At a certain point, most people realize that a game of Tetris truly cannot go on forever. While at the beginning, we are full of hope, and we see the game going ever-forward. Unfortunately, the grim reality sets in when the blocks start crashing down. You'll start off well enough, making doubles, triples, and even scoring the occasional Tetris. You'll think that it's your lucky day. But as your score increases, so do the levels. The blocks go faster, and you have too many gaps. Apparently, the piece at hand doesn't fit any of them, and you blow it. You leave a gap in the line because you have to keep going on to the next one. You wish you could go back to when things weren't moving so damn fast so you could have fixed those gaps. You know deep down that these mistakes were avoidable and had you just played it a little different, you could have gone on for much longer.
You really start to notice time flying by once level four kicks in. You see those gaps and you start to forget how easy and carefree the early levels were. Now you have to stay alert because you have lines to make and a score to look after. If you keep making gaps, like you did when you were young, you'll run out of room. So you play your blocks wisely, and you play more conservatively. As your score steadily rises, you start to think about the end, more and more.
The reality creeps up on you that once you get to level nine the pieces are going to fall too fast, and you won't be able to keep up. Your friends will tell you to pause for a while, go somewhere else, and stop obsessing over making lines and scoring, but the sound of the lines coming together is what draws you back in. The levels keep climbing, and you keep scoring, but your weary body cannot keep up like it used to, so you start making more and more mistakes. Your friends tell you to give in, but you don't listen, and you strive on.

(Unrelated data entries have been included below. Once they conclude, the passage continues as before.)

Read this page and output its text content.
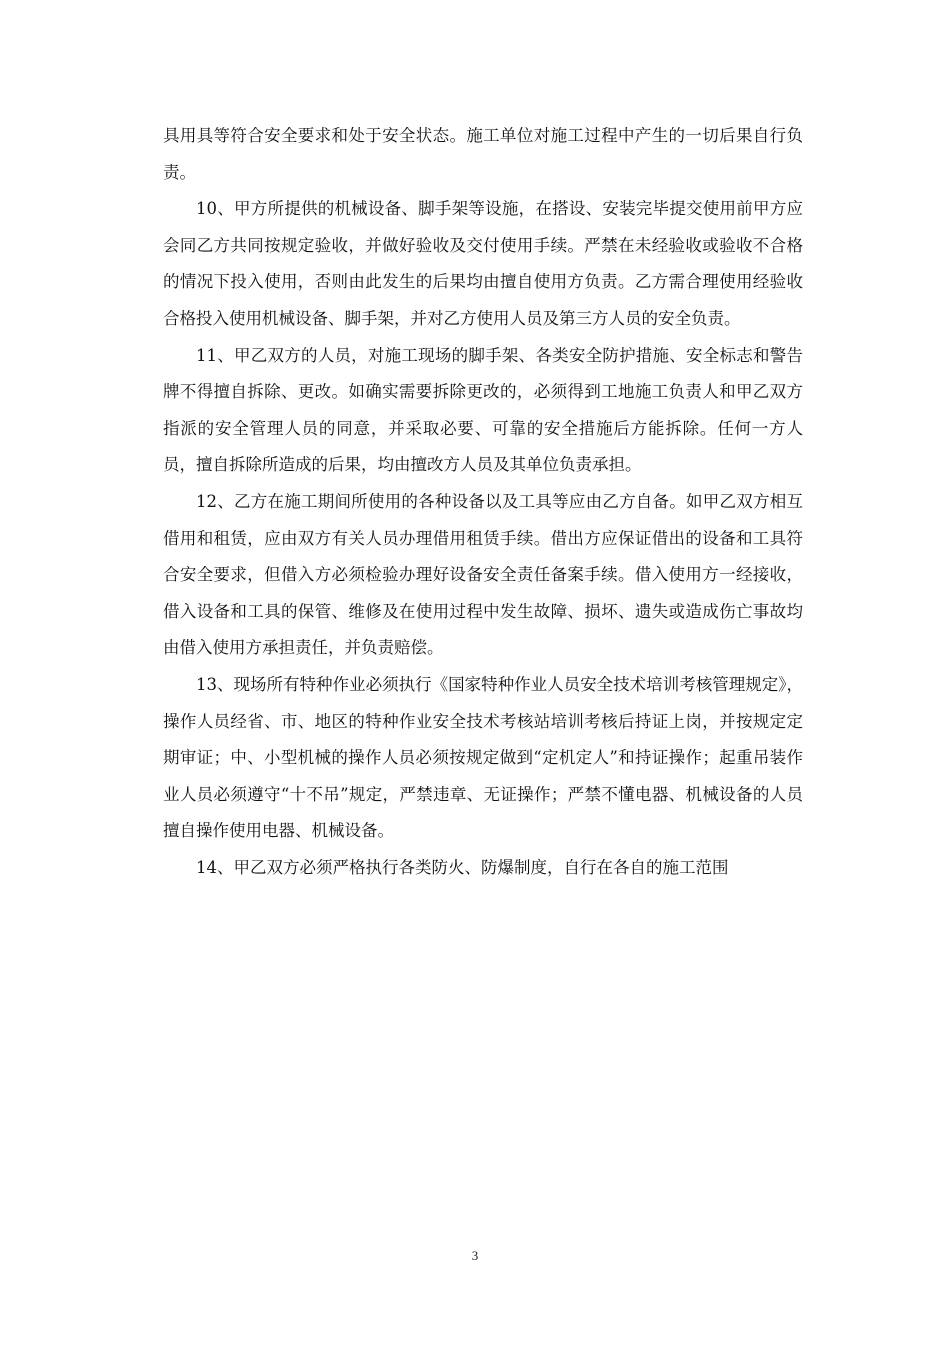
具用具等符合安全要求和处于安全状态。施工单位对施工过程中产生的一切后果自行负责。

10、甲方所提供的机械设备、脚手架等设施，在搭设、安装完毕提交使用前甲方应会同乙方共同按规定验收，并做好验收及交付使用手续。严禁在未经验收或验收不合格的情况下投入使用，否则由此发生的后果均由擅自使用方负责。乙方需合理使用经验收合格投入使用机械设备、脚手架，并对乙方使用人员及第三方人员的安全负责。

11、甲乙双方的人员，对施工现场的脚手架、各类安全防护措施、安全标志和警告牌不得擅自拆除、更改。如确实需要拆除更改的，必须得到工地施工负责人和甲乙双方指派的安全管理人员的同意，并采取必要、可靠的安全措施后方能拆除。任何一方人员，擅自拆除所造成的后果，均由擅改方人员及其单位负责承担。

12、乙方在施工期间所使用的各种设备以及工具等应由乙方自备。如甲乙双方相互借用和租赁，应由双方有关人员办理借用租赁手续。借出方应保证借出的设备和工具符合安全要求，但借入方必须检验办理好设备安全责任备案手续。借入使用方一经接收，借入设备和工具的保管、维修及在使用过程中发生故障、损坏、遗失或造成伤亡事故均由借入使用方承担责任，并负责赔偿。

13、现场所有特种作业必须执行《国家特种作业人员安全技术培训考核管理规定》，操作人员经省、市、地区的特种作业安全技术考核站培训考核后持证上岗，并按规定定期审证；中、小型机械的操作人员必须按规定做到“定机定人”和持证操作；起重吊装作业人员必须遵守“十不吊”规定，严禁违章、无证操作；严禁不懂电器、机械设备的人员擅自操作使用电器、机械设备。

14、甲乙双方必须严格执行各类防火、防爆制度，自行在各自的施工范围

3
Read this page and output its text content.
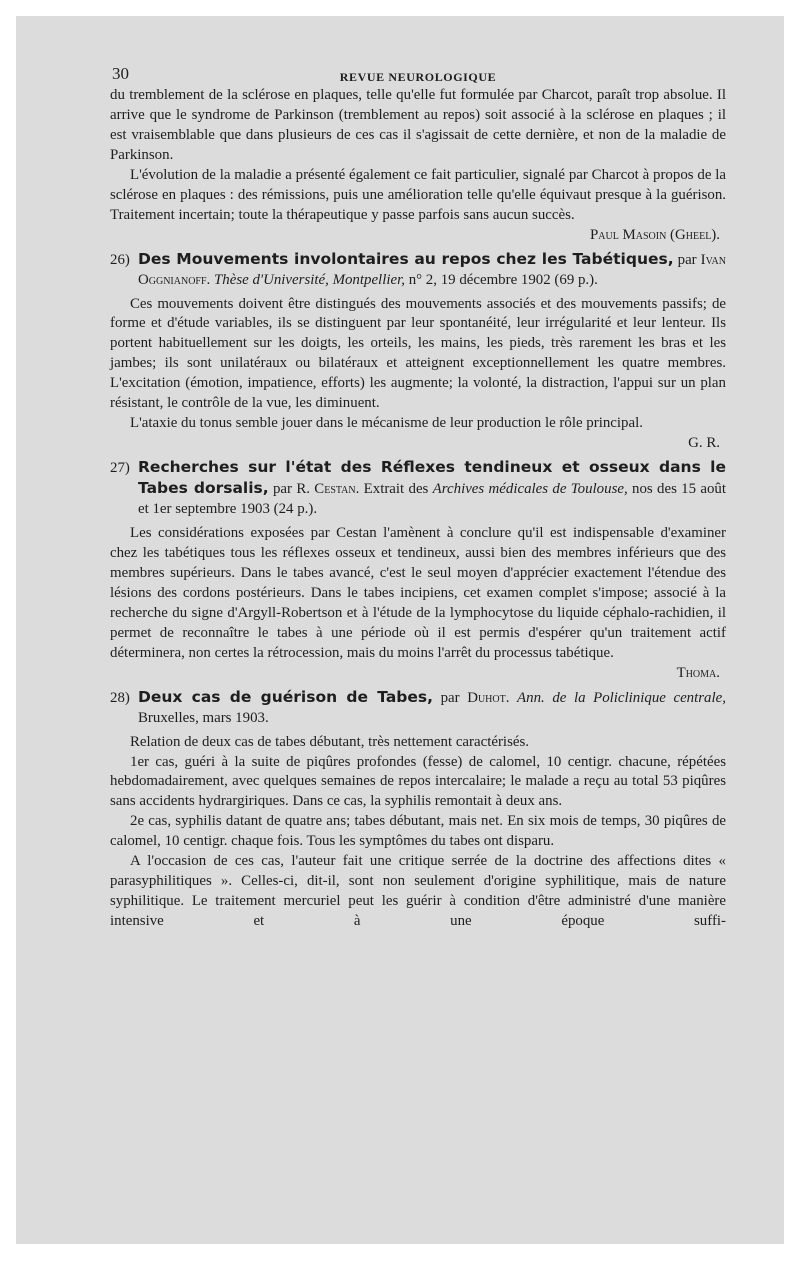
30	REVUE NEUROLOGIQUE

du tremblement de la sclérose en plaques, telle qu'elle fut formulée par Charcot, paraît trop absolue. Il arrive que le syndrome de Parkinson (tremblement au repos) soit associé à la sclérose en plaques ; il est vraisemblable que dans plusieurs de ces cas il s'agissait de cette dernière, et non de la maladie de Parkinson.

L'évolution de la maladie a présenté également ce fait particulier, signalé par Charcot à propos de la sclérose en plaques : des rémissions, puis une amélioration telle qu'elle équivaut presque à la guérison. Traitement incertain; toute la thérapeutique y passe parfois sans aucun succès.

Paul Masoin (Gheel).

26) Des Mouvements involontaires au repos chez les Tabétiques, par Ivan Oggnianoff. Thèse d'Université, Montpellier, n° 2, 19 décembre 1902 (69 p.).

Ces mouvements doivent être distingués des mouvements associés et des mouvements passifs; de forme et d'étude variables, ils se distinguent par leur spontanéité, leur irrégularité et leur lenteur. Ils portent habituellement sur les doigts, les orteils, les mains, les pieds, très rarement les bras et les jambes; ils sont unilatéraux ou bilatéraux et atteignent exceptionnellement les quatre membres. L'excitation (émotion, impatience, efforts) les augmente; la volonté, la distraction, l'appui sur un plan résistant, le contrôle de la vue, les diminuent.

L'ataxie du tonus semble jouer dans le mécanisme de leur production le rôle principal.

G. R.

27) Recherches sur l'état des Réflexes tendineux et osseux dans le Tabes dorsalis, par R. Cestan. Extrait des Archives médicales de Toulouse, nos des 15 août et 1er septembre 1903 (24 p.).

Les considérations exposées par Cestan l'amènent à conclure qu'il est indispensable d'examiner chez les tabétiques tous les réflexes osseux et tendineux, aussi bien des membres inférieurs que des membres supérieurs. Dans le tabes avancé, c'est le seul moyen d'apprécier exactement l'étendue des lésions des cordons postérieurs. Dans le tabes incipiens, cet examen complet s'impose; associé à la recherche du signe d'Argyll-Robertson et à l'étude de la lymphocytose du liquide céphalo-rachidien, il permet de reconnaître le tabes à une période où il est permis d'espérer qu'un traitement actif déterminera, non certes la rétrocession, mais du moins l'arrêt du processus tabétique.

Thoma.

28) Deux cas de guérison de Tabes, par Duhot. Ann. de la Policlinique centrale, Bruxelles, mars 1903.

Relation de deux cas de tabes débutant, très nettement caractérisés.

1er cas, guéri à la suite de piqûres profondes (fesse) de calomel, 10 centigr. chacune, répétées hebdomadairement, avec quelques semaines de repos intercalaire; le malade a reçu au total 53 piqûres sans accidents hydrargiriques. Dans ce cas, la syphilis remontait à deux ans.

2e cas, syphilis datant de quatre ans; tabes débutant, mais net. En six mois de temps, 30 piqûres de calomel, 10 centigr. chaque fois. Tous les symptômes du tabes ont disparu.

A l'occasion de ces cas, l'auteur fait une critique serrée de la doctrine des affections dites « parasyphilitiques ». Celles-ci, dit-il, sont non seulement d'origine syphilitique, mais de nature syphilitique. Le traitement mercuriel peut les guérir à condition d'être administré d'une manière intensive et à une époque suffi-
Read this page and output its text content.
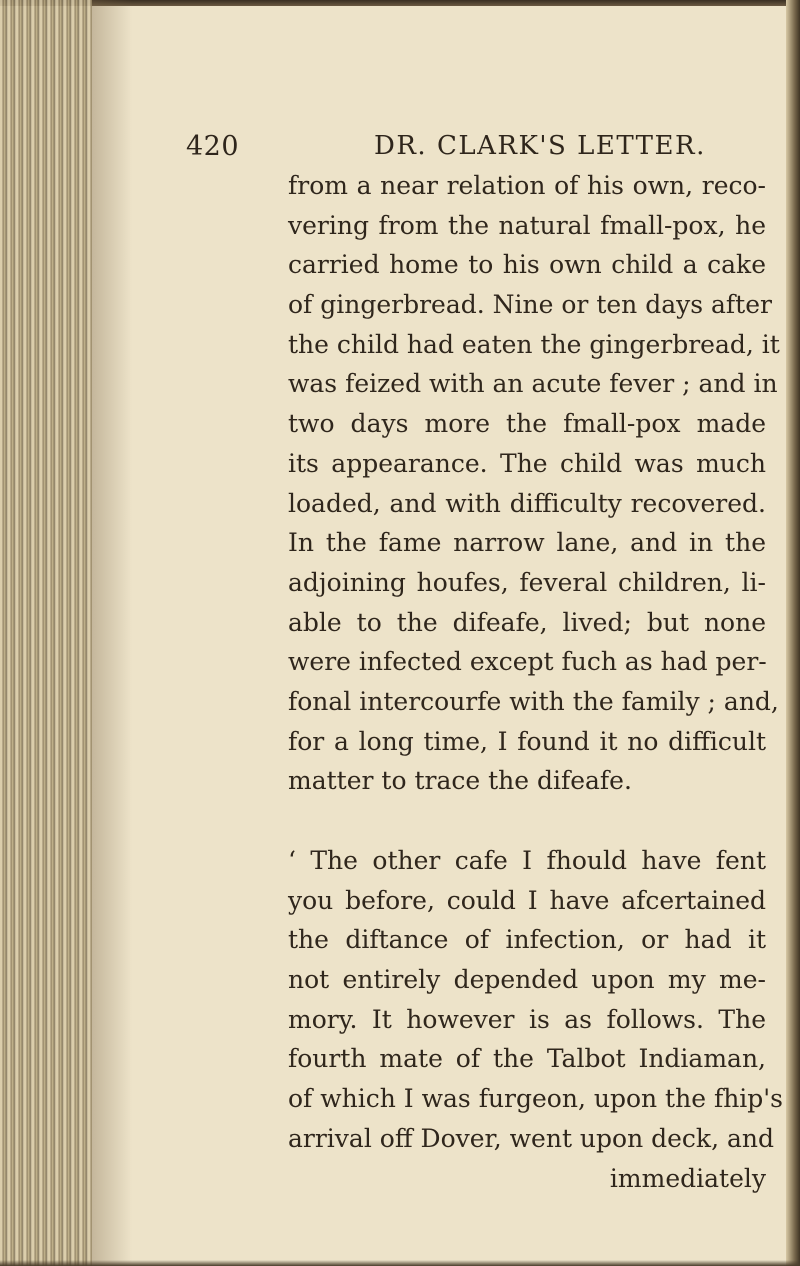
420	DR. CLARK'S LETTER.
from a near relation of his own, reco-
vering from the natural fmall-pox, he
carried home to his own child a cake
of gingerbread. Nine or ten days after
the child had eaten the gingerbread, it
was feized with an acute fever ; and in
two days more the fmall-pox made
its appearance. The child was much
loaded, and with difficulty recovered.
In the fame narrow lane, and in the
adjoining houfes, feveral children, li-
able to the difeafe, lived; but none
were infected except fuch as had per-
fonal intercourfe with the family ; and,
for a long time, I found it no difficult
matter to trace the difeafe.
‘ The other cafe I fhould have fent
you before, could I have afcertained
the diftance of infection, or had it
not entirely depended upon my me-
mory. It however is as follows. The
fourth mate of the Talbot Indiaman,
of which I was furgeon, upon the fhip's
arrival off Dover, went upon deck, and
immediately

Level nine finally hits you, and suddenly everything becomes clear. You don't have to keep going. There is more to Tetris than making lines. You look down at the tidy pile of lines you have made over time, and your score really isn't that bad. You realize that the blocks are falling too fast now, and it's hard to keep track. You see how little space you have left in the rectangle, and you realize it's impossible. You give up. You stop moving the blocks, and you just sit back and watch them fall. It's very peaceful, just watching. The blocks go by, and you don't worry about a thing. The last block falls into place, and you know the next one will go over the edge. You just close your eyes and wait for the "game over" music to play.
And that's the end. Your friends and remaining family are left wondering what went wrong, and the children see the final score and dream of reaching such heights someday. I look back in real life, and I just wish there was a little box on the side that tells you what piece is coming next.